It’s a hell of a clean-up job. Start at one end of Eastern Europe, keep going for about three and a half thousand miles, and don’t miss a spot: pipelines, refineries, millions of barrels of oil.
In late April, Belarus complained that millions of barrels of Russian oil, estimated to be worth $2.7 billion and passing through the country via a pipeline system, was contaminated. Those gripes were echoed by oil refiners across Europe, spurring pipeline shutdowns, reduced refining, and prompting concerns that European countries that rely on Russian oil would have to tap into strategic reserves to fill the gap.

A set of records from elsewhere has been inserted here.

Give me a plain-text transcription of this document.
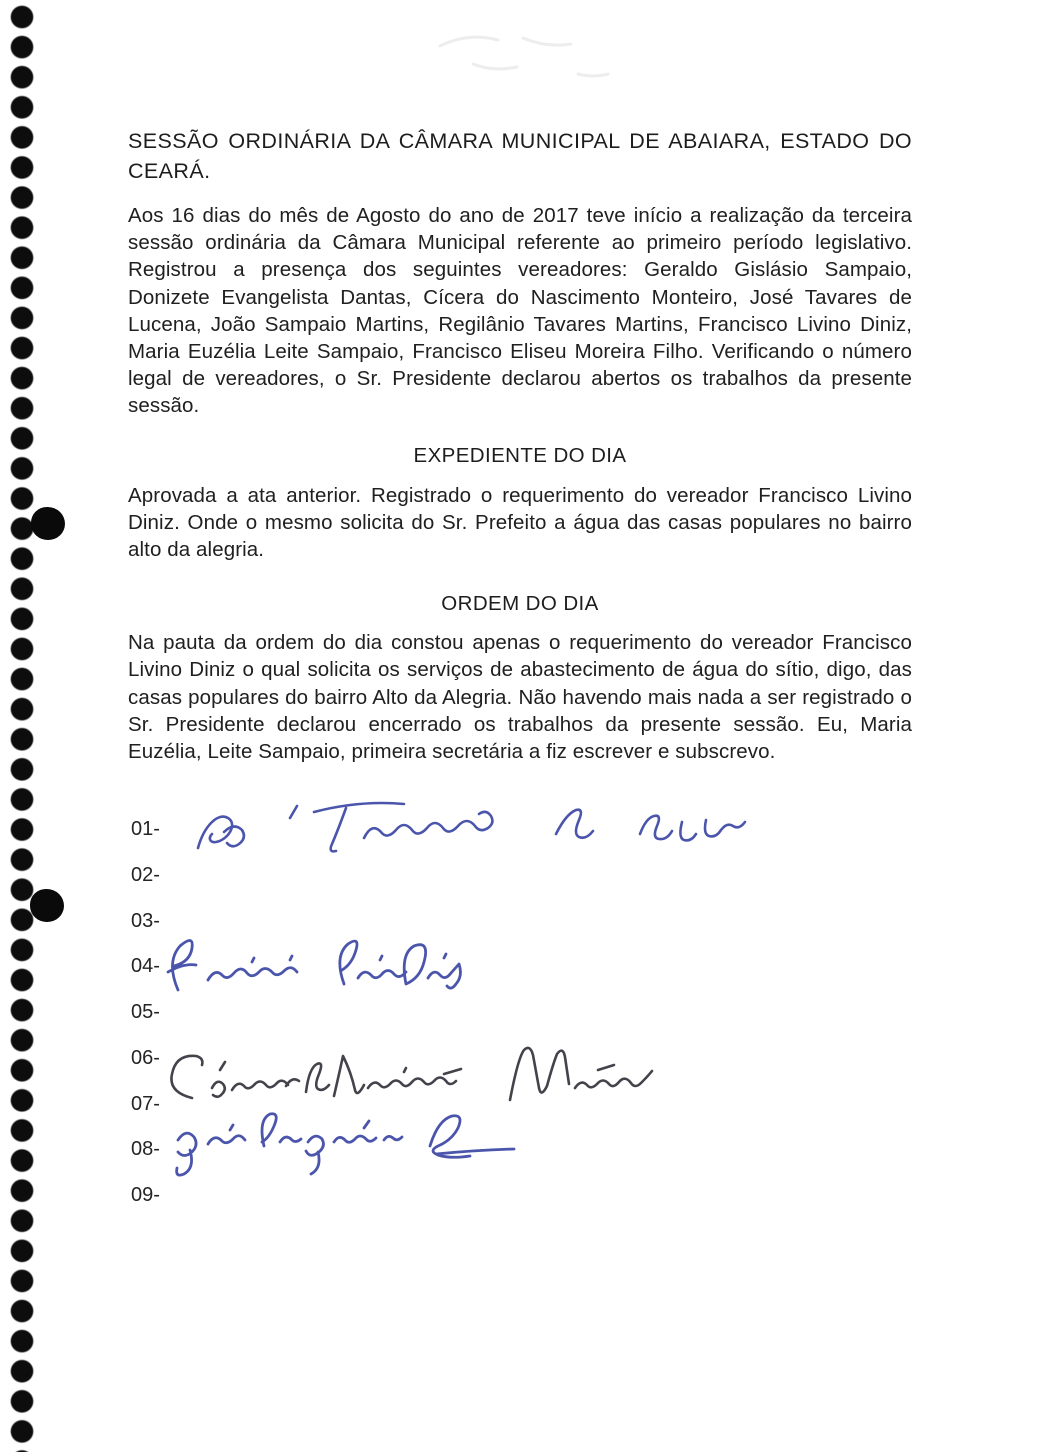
SESSÃO ORDINÁRIA DA CÂMARA MUNICIPAL DE ABAIARA, ESTADO DO CEARÁ.

Aos 16 dias do mês de Agosto do ano de 2017 teve início a realização da terceira sessão ordinária da Câmara Municipal referente ao primeiro período legislativo. Registrou a presença dos seguintes vereadores: Geraldo Gislásio Sampaio, Donizete Evangelista Dantas, Cícera do Nascimento Monteiro, José Tavares de Lucena, João Sampaio Martins, Regilânio Tavares Martins, Francisco Livino Diniz, Maria Euzélia Leite Sampaio, Francisco Eliseu Moreira Filho. Verificando o número legal de vereadores, o Sr. Presidente declarou abertos os trabalhos da presente sessão.

EXPEDIENTE DO DIA

Aprovada a ata anterior. Registrado o requerimento do vereador Francisco Livino Diniz. Onde o mesmo solicita do Sr. Prefeito a água das casas populares no bairro alto da alegria.

ORDEM DO DIA

Na pauta da ordem do dia constou apenas o requerimento do vereador Francisco Livino Diniz o qual solicita os serviços de abastecimento de água do sítio, digo, das casas populares do bairro Alto da Alegria. Não havendo mais nada a ser registrado o Sr. Presidente declarou encerrado os trabalhos da presente sessão. Eu, Maria Euzélia, Leite Sampaio, primeira secretária a fiz escrever e subscrevo.

01-
02-
03-
04-
05-
06-
07-
08-
09-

The fallout has unleashed a logistical and legal nightmare that extends from Eastern European pipelines to refineries in Western Europe. What’s more, it’s bound to exacerbate existing political tensions.
“It’s a huge problem whatever way you look at it: geopolitically, technically, and legally,” says Tina Soliman Hunter, director of the Centre for Energy Law at the University of Aberdeen.
Like acid to an engine
Around Easter, rumors began to emerge in western oil companies that Russian oil shipments, via the Druzhba pipeline system that means ‘Friendship’ in Russian, was contaminated by high quantities of organic chlorides.
This was, by any description, a disaster. During the refining process, organic chlorides become hydrochloric acid. The affect on refineries would be roughly the same as pouring acid into your car engine: it corrodes everything in sight. It renders the oil itself nearly worthless, and risks causing untold damage to refineries, pipelines and other infrastructure.
Making the tainted oil usable again will require diluting it with huge quantities of high-quality crude, at a time when Brent oil prices have strengthened on the back of U.S. sanctions on Iran and an economic crisis in Venezuela. The process is kind of like buying a premium, ultra virgin olive oil in order to make a bad olive oil edible—but with a massive price tag.
“In the end, you’ve got some oil that’s okay,” says Soliman Hunter.
Going the distance
Next, you’ve got to clean the pipelines, a process called “pigging,” that uses chimney-sweep style equipment to scrub out 5,500 kilometers (about 3,4000 miles) of pipeline at a rate of about 180 meters a minute. The Druzhba system collects crude from across western Russia, taking it by pipeline to neighboring Belarus, where the pipeline splits into two major major branches: one going south through Ukraine to Hungary and the Czech Republic, and another going north to Poland and eastern Germany.
Then there’s the cleaning of the refining equipment itself, a process that takes painstaking effort and a precise blend of chemicals.
The government of Belarus said the total affected oil could add up to as much as 5 million barrels, or a month’s worth of exports, valued at about $2.7 billion at current prices, according to Reuters.
A case of sabotage?
This kind of contamination is rare, according to Soliman Hunter. But there are three ways it could typically happen: first, either during the process of extracting the oil from the reservoir—a process which usually uses chemicals that are later extracted (organic chloride is used in particular to extract oil from older or less prolific wells); second, due to a leak after the oil was extracted; or third, through sabotage.
The Russian state pipeline company Transneft argues this contamination was due to sabotage. In an interview with Russian President Vladimir Putin published on the company’s website on Tuesday, company president Nikolai Tokarev argued that the contamination had been traced to a private oil company in the Samara region of southwest Russia and said the contamination was deliberate.
However, it’s still not clear exactly where the contamination came from, or how it happened.
Meanwhile, Russia and Belarus are trading shots: Transneft said Tuesday that uncontaminated oil had already arrived in Belarus, while Belneftekhim, the country’s state oil company, says it has not—and won’t arrive in Belarus until Thursday, at the earliest.
Russia hopes the problem will quickly be fixed. But others aren’t buying it: Belneftekhim argues that undoing the damage will require “several months of hard work.” Legally, Russia will have to foot the bill, and the damage to their reputation.
“Whatever happens,”says Soliman Hunter, “it’s incredibly expensive.”